One of the last ‘smart sectors’ still not largely based on IP is wearables.
This is because previously, wide area network connectivity for wearables was not considered particularly important. Today the situation is completely different: The majority of wearable sensors are Internet connected and use smartphones as gateways. Even modern heart pacemakers have wireless connectivity options for device configuring. End-to-end IP connectivity would further simplify the sensor data exchange and improve security.
Bluetooth Low Energy (BLE) is the dominant technology for low-power short-range wireless communication.
Unfortunately, with some proprietary exceptions, BLE did not support IP communication and multi-hop networking until last year. This also meant the IP networking of wearables wasn’t possible.

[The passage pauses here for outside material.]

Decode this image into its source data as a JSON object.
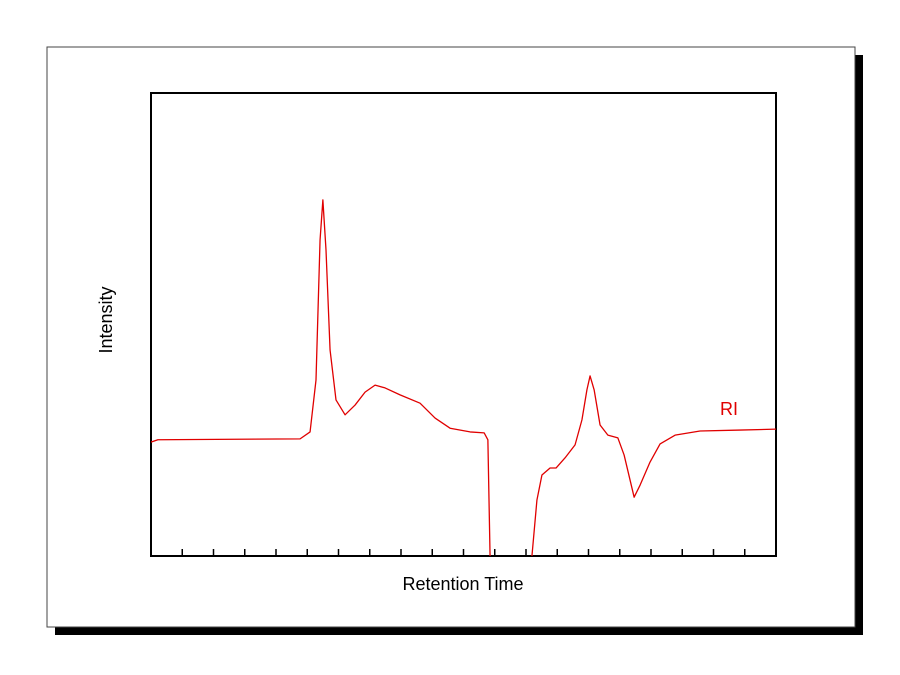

However, the new BLE version 5.0 will be standardized in 2017. Besides faster communication and longer distance, it will support IP-based addressing, enabling IP-compliant networking of wearables.
Low-power BLE communication is perfectly suitable for prompt ad-hoc connectivity – it is present in every smartphone, iBeacon and Eddystone localization device. IP networking, on the other hand, enables smooth cloud connectivity and seamless data exchange with “thick” computers and other Internet enabled devices that have any kind of physical interface.
It is, therefore, highly likely that IP-addressing combined with BLE 5.0 low-power radio connectivity will be the industry standard for the next generation of wearable devices.